POLITISCHES BUCH: Urvater des Liberalismus

GHA 02.09.2013

John Stuart Mill (1806 - 1873) war einer der Urväter des politischen Liberalismus, der nicht nur in seinen Anfängen intellektuell anspruchsvoller und ideologisch differenzierter war als die FDP-Klientelpolitik der letzten vier Jahre. Der englische Philosoph und Ökonom legte 1861 mit seinen "Betrachtungen über die Repräsentativregierung" eine damals heftig diskutierte Schrift über das Verhältnis von Öffentlichkeit, Parlament und Exekutive vor, die sich mit heutigen Augen erstaunlich zeitgemäß liest.

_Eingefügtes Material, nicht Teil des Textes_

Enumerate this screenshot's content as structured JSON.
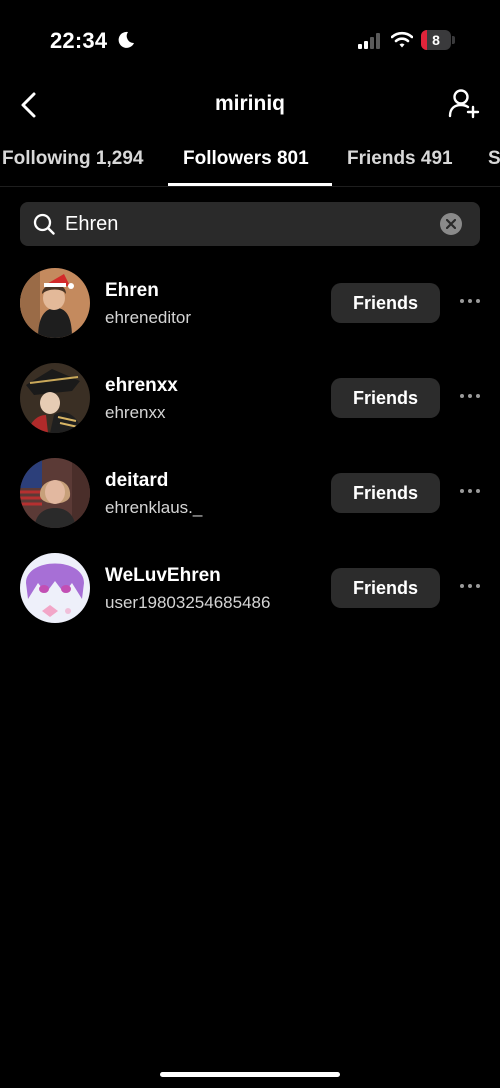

Auch gegenwärtig wird ja darüber gestritten, inwieweit das Modell der repräsentativen Demokratie ein Höchstmaß an Teilhabe der Bürger erlaubt, ob nicht Experten und Bürokraten das Sagen in einem System haben, das individuelle Freiheiten einschränkt und den Interessen mächtiger Lobbygruppen Vorteile gegenüber dem Gemeinwohl einräumt. Schon der Uraltliberale Mill plädierte für eine Demokratie, in der Konflikte in möglichst offener Arena verhandelt und einem befriedenden Resultat zugeführt werden, ohne dass sich die jeweilige Mehrheit als Tyrann gegenüber den Minderheiten aufspielt.

Auch wenn Mill als überzeugter Anwalt des britischen Imperialismus durchaus umstritten bleibt, lohnt die Lektüre seiner Betrachtungen sehr wohl. Die beiden Herausgeber haben die Neuübersetzung des Textes mit einem ausführlichen Nachwort versehen, das die Einordnung in die aktuelle Debatte über die Krise der repräsentativen Demokratie erleichtert. Info John Stuart Mill, Betrachtungen über die Repräsentativregierung. Hrsg. Hubertus Buchstein und Sandra Seubert. Suhrkamp Verlag, Berlin 2013. 336 Seiten. 18,00 Euro.